Even the participants are loath to predict how this 90-minute spectacle projected to break viewership records will play out. “I do not know which Donald Trump will show up,” Clinton said during a fundraiser a few weeks ago.
The erratic bomb-thrower? The restrained statesman? The conspiracy theorist? Even Trump isn’t sure. “If she treats me with respect I’ll treat her with respect,” Trump told Fox News. “You’re going to have to feel it out when you’re out there.”
Every one of his personas was present at the primary debates. Clinton has been feverishly watching the footage, studying Trump’s mannerisms and reactions as rivals tried to bait, belittle and even befriend him.
A general election debate is a very different arena. The nominees will tangle on the same stage for the first time. The kind of missteps during primary debates from which contenders quickly recover can prove devastating, even disqualifying.
Both Clinton and Trump, candidates who are deeply disliked by the electorate, are confronting what may be a final opportunity to redefine themselves. Clinton needs to overcome questions of trustworthiness. Trump needs to overcome questions of instability.
“A real boring debate is a huge win for him,” said Barry Bennett, a former senior campaign adviser to Trump who ran Ben Carson’s campaign during last fall’s primary debates.
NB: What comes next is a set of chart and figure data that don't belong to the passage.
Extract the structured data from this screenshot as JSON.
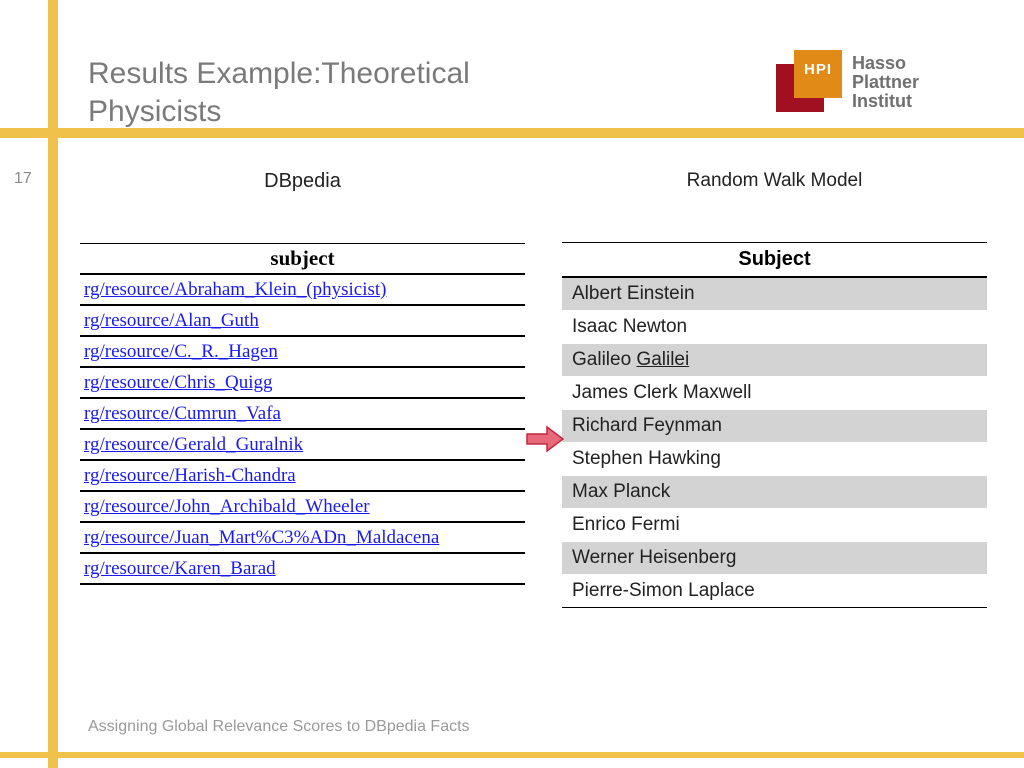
{
  "slide": {
    "title_line1": "Results Example:Theoretical",
    "title_line2": "Physicists",
    "page_number": "17",
    "footer": "Assigning Global Relevance Scores to DBpedia Facts"
  },
  "logo": {
    "abbr": "HPI",
    "line1": "Hasso",
    "line2": "Plattner",
    "line3": "Institut",
    "red": "#a01020",
    "orange": "#e28a18",
    "text_color": "#707070"
  },
  "left": {
    "title": "DBpedia",
    "header": "subject",
    "rows": [
      "rg/resource/Abraham_Klein_(physicist)",
      "rg/resource/Alan_Guth",
      "rg/resource/C._R._Hagen",
      "rg/resource/Chris_Quigg",
      "rg/resource/Cumrun_Vafa",
      "rg/resource/Gerald_Guralnik",
      "rg/resource/Harish-Chandra",
      "rg/resource/John_Archibald_Wheeler",
      "rg/resource/Juan_Mart%C3%ADn_Maldacena",
      "rg/resource/Karen_Barad"
    ]
  },
  "right": {
    "title": "Random Walk Model",
    "header": "Subject",
    "rows": [
      {
        "text": "Albert Einstein"
      },
      {
        "text": "Isaac Newton"
      },
      {
        "text_pre": "Galileo ",
        "text_under": "Galilei"
      },
      {
        "text": "James Clerk Maxwell"
      },
      {
        "text": "Richard Feynman"
      },
      {
        "text": "Stephen Hawking"
      },
      {
        "text": "Max Planck"
      },
      {
        "text": "Enrico Fermi"
      },
      {
        "text": "Werner Heisenberg"
      },
      {
        "text": "Pierre-Simon Laplace"
      }
    ]
  },
  "arrow": {
    "fill": "#e86a7a",
    "stroke": "#c02840"
  }
}
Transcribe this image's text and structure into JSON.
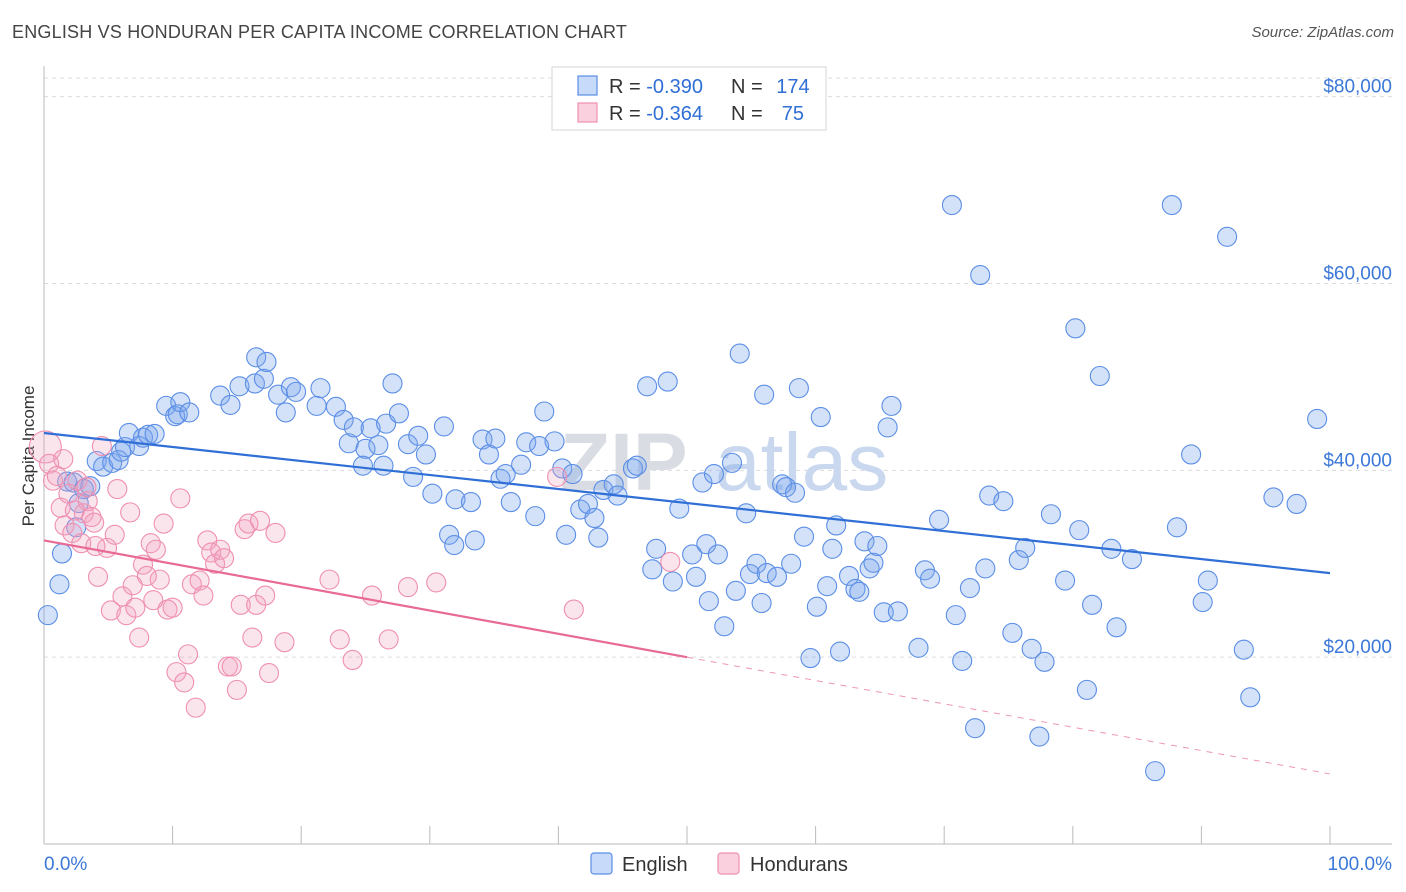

Veterans of the process say the best moments, the ones that could potentially alter voters’ perception of the candidates, require preparation. But it’s a delicate balance: Look like you’re trying too hard to stage a moment and it comes off as phony. Wisconsin Gov. Scott Walker bombed with his “We don’t need an ‘Apprentice’ in the White House” debate line before dropping out of the primaries.
“Sometimes you hear these things and you think, ‘Someone who thought he or she was too clever by half wrote that late at night, when they were too tired to think,’” said Kathleen Hall Jamieson, a longtime scholar of presidential debates at the University of Pennsylvania.
Both the schedules the candidates have kept in recent days and their past habits suggest Clinton is spending more time in debate cram sessions than Trump.
But aides have told reporters that Trump has spent recent weekends prepping at his country club in Bedminster, N.J. His close circle of advisers includes Roger Ailes, who recently resigned his post at Fox News amid sexual harassment allegations and previously had a long career advising GOP presidential candidates.
“The key to these things isn’t so much being able to answer the question, but being able to answer in 30 seconds, which is not human nature,” Bennett said. “Roger’s got a lifetime of doing that.”
Trump says he worries overdoing it on prep could cost him the spontaneity that has served him well. Clinton is expected to have multiple dress rehearsals. It is unclear whether Trump will have any.
Even so, mock debates have proved invaluable to other candidates. Rick Tyler, who portrayed Trump against Texas Sen. Ted Cruz during the primary, became a method actor for two weeks, trying to embody not only Trump’s rhetorical style but also his mannerisms and thinking. He recalled the room falling silent after his first performance, during which he was combative, dismissive and ultimately victorious. It sobered some in the Cruz camp to the kind of threat Trump posed.
Republicans who have faced Trump offer advice. “Donald has a weakness. He does not want to be seen as uninformed or unintelligent or diminished in any way,” Tyler said. “It’s very tricky. You have to kind of mock him but you can’t diminish yourself while doing it.”